Multifrequency passive microwave observations are reported from surface based field experiments carried out over multiyear sea ice in the eastern Arctic Basin, the Beaufort Sea, the Canadian archipelago and the northern Greenland Sea. Dual polarized brightness temperatures at 6.7, 10, 18.7, 37, and 90 GHz were obtained at selected multiyear ice sites covering a wide range of surface properties. Considerable variation was found in the observed spectra over short distances on individual floes under winter conditions where values of [e_v(37 GHz) −e_v(18 GHz)]/[e_v(37 GHz) +e_v(18 GHz)] ranged from nearly zero to approximately −0.08. Concurrent surface characterization observations consisting of temperature, density, salinity, and grain size profiles in the snow and the upper meter of the ice were carried out frequently in conjunction with Cold Regions Research and Engineering Laboratory personnel. The present analysis shows that the magnitude of the spectral gradient of emissivity is directly related to the existence and thickness of a decomposed surface ice layer with very high porosity. Spectra for melt ponds with a frozen surface layer closely resembled those of lake ice and show a positive spectral gradient. As soon as the ponds were completely frozen, their spectra became nearly the same as those for first‐year ice. Fine‐grained winter snow produced a mild decrease in the emissivities at 90 GHz with increasing snow thickness from 0 to 0.2 m at which point the snow appears to be optically thick.

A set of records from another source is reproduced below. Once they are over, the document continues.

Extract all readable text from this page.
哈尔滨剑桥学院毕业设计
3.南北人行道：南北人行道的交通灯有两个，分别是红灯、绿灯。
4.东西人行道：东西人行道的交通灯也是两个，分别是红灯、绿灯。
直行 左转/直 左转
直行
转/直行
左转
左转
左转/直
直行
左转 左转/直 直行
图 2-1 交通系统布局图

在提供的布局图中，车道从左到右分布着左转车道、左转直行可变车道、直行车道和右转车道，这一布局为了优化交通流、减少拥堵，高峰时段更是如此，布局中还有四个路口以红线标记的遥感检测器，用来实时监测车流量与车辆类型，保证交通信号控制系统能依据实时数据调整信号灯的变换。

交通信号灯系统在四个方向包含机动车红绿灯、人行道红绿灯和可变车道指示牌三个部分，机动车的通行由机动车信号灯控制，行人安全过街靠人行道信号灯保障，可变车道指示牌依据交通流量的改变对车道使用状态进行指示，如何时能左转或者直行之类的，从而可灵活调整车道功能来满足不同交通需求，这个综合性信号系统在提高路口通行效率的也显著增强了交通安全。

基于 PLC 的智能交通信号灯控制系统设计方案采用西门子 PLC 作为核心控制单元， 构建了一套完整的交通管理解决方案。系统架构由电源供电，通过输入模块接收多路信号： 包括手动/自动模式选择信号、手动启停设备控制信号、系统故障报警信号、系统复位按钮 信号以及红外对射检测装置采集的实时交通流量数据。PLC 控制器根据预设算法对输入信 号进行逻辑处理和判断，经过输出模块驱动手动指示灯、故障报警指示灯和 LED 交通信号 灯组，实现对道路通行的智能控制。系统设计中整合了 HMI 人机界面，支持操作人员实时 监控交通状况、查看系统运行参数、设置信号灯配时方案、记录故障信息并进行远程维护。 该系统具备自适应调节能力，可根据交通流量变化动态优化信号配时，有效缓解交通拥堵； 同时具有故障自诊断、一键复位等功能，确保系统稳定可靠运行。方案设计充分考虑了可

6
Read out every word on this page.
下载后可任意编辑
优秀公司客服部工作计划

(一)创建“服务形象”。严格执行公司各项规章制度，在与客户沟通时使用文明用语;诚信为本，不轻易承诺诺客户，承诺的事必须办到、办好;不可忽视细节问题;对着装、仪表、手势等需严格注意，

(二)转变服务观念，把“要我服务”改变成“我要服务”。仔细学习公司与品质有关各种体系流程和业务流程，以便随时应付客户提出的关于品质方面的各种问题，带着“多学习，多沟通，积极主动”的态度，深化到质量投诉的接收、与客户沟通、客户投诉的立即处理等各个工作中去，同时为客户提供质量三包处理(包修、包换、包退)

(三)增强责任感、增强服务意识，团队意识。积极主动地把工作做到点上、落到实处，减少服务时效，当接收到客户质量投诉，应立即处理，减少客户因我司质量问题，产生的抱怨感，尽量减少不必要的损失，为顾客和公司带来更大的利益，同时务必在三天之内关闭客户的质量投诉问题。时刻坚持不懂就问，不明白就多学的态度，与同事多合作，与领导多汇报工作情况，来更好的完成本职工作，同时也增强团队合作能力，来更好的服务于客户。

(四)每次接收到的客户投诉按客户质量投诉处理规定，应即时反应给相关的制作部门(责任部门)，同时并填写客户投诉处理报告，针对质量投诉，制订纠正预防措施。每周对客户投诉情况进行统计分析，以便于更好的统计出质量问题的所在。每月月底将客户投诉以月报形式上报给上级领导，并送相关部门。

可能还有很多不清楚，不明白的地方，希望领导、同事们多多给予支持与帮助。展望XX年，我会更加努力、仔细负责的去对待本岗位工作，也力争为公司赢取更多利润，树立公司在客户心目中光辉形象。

During the melt season the ice emissivitiese_νdepend most strongly on whether the surface layers are experiencing temporary freezing or not. Under melting conditions,e_νdepends on the liquid water content only over a very small range (e.g., 0–5% by mass at 90 GHz). If the liquid water in the surface layers is freezing, which can occur at intervals throughout the melt season, the spectral gradient is negative with a slope which depends on the thickness of the refrozen layer. The variance among emissivity spectra for multiyear ice appears to be influenced primarily by the distribution of melt ponds and by the presence of significant amounts of scattering inhomogeneities greater than 1 mm in diameter in the snow and in the upper 20–30 cm of the ice. We expect the signatures of multiyear ice to be regionally dependent, perhaps yielding environmental information about the Arctic ice pack.